Живот свело, и она поспешно присела на ночной горшок. Очень больно — и в моче какие-то беловатые разводы.

Когда, наконец, она смогла двигаться, то наклонилась к кувшину с водой, вылила часть содержимого в деревянное корыто и вымыла себя полностью, а затем растерла бедра полотняным полотенцем, пока кожа не покраснела и не воспалилась. Тогда она оделась и упрятала волосы под плат. Ты скрываешь золото здесь…

Она стиснула зубы от новой волны тошноты и, сдернув окровавленную простыню с кровати, вышла из шатра.

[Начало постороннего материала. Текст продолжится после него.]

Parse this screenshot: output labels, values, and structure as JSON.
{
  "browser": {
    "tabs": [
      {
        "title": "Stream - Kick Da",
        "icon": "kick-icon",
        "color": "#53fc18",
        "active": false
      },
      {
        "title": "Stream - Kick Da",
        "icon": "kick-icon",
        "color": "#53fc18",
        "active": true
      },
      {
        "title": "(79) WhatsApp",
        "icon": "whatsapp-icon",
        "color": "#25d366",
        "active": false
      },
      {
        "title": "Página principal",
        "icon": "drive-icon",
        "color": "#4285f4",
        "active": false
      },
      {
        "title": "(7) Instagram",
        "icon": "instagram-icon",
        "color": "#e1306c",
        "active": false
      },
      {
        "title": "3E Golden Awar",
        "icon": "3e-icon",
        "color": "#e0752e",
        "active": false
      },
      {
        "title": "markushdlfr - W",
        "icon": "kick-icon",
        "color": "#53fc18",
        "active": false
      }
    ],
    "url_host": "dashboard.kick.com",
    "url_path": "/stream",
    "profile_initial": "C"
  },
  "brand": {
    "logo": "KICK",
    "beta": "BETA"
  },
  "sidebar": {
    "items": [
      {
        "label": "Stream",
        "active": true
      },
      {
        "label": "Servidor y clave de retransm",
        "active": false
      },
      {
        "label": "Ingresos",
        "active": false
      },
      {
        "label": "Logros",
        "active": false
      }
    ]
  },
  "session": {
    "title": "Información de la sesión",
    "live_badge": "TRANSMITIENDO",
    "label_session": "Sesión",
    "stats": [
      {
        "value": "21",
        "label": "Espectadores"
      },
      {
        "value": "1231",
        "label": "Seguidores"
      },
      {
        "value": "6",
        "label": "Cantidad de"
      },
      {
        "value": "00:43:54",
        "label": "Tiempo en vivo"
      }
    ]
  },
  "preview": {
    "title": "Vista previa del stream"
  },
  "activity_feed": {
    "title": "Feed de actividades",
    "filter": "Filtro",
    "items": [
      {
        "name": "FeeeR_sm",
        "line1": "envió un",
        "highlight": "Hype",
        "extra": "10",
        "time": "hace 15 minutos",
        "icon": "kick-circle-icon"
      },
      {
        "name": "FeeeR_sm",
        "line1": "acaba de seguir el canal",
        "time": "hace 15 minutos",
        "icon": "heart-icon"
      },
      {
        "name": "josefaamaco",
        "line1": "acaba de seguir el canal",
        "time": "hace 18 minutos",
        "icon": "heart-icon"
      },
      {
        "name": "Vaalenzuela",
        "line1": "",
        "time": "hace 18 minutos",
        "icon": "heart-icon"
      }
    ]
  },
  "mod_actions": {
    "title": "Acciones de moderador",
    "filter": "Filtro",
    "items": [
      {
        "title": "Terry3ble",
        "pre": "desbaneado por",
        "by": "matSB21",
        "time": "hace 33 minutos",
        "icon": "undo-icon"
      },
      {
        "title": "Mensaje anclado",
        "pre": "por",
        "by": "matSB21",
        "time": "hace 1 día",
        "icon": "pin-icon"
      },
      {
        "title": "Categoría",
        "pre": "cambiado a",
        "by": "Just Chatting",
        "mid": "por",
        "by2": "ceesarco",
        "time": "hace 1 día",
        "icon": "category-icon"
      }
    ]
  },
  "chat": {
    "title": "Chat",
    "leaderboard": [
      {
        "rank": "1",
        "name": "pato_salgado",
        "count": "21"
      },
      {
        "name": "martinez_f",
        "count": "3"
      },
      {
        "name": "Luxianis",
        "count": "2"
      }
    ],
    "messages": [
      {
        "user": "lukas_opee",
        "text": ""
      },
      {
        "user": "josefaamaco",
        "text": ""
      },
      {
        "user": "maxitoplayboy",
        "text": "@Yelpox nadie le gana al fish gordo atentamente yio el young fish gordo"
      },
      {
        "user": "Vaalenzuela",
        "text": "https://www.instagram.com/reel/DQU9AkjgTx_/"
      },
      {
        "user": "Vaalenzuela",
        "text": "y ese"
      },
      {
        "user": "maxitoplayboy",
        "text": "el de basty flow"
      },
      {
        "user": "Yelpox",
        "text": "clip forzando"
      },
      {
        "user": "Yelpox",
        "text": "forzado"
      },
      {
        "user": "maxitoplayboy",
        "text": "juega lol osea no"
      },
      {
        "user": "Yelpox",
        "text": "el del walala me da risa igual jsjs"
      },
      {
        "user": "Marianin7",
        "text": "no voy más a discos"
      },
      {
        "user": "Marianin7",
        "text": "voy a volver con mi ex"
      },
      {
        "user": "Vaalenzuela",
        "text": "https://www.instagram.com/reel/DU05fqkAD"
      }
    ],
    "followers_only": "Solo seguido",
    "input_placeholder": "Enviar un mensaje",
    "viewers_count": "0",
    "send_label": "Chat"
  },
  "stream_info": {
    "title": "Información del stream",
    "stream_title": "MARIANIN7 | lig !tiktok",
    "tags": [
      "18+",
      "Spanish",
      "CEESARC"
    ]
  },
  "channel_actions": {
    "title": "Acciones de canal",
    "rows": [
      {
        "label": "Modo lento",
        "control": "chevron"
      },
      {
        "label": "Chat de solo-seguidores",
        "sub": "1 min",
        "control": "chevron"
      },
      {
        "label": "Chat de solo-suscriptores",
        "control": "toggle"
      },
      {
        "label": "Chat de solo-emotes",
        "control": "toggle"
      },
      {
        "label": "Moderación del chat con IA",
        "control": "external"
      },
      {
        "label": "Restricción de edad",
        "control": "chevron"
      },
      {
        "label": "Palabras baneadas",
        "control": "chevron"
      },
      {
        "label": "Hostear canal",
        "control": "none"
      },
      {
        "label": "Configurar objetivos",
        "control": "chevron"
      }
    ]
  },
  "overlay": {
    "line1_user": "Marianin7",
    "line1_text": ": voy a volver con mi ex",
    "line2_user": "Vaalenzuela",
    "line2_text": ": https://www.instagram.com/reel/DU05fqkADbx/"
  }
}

Проясняющийся рассвет заставил ее вздрогнуть, а головная боль усилилась, пока не засела где-то над бровями горячим и тяжелым слитком. И как ее отец мог злоупотреблять этим день ото дня, если тело будто наливается отравой так, что и не поймешь, что болит больше всего?

Манди прошла к берегу реки и бросила простыню в воду. Затем она стала бить по ткани камнем, пока кровь не растворилась, как самое простое пятно. Тогда она выжала полотно и развесила его по нескольким кустам для просушки.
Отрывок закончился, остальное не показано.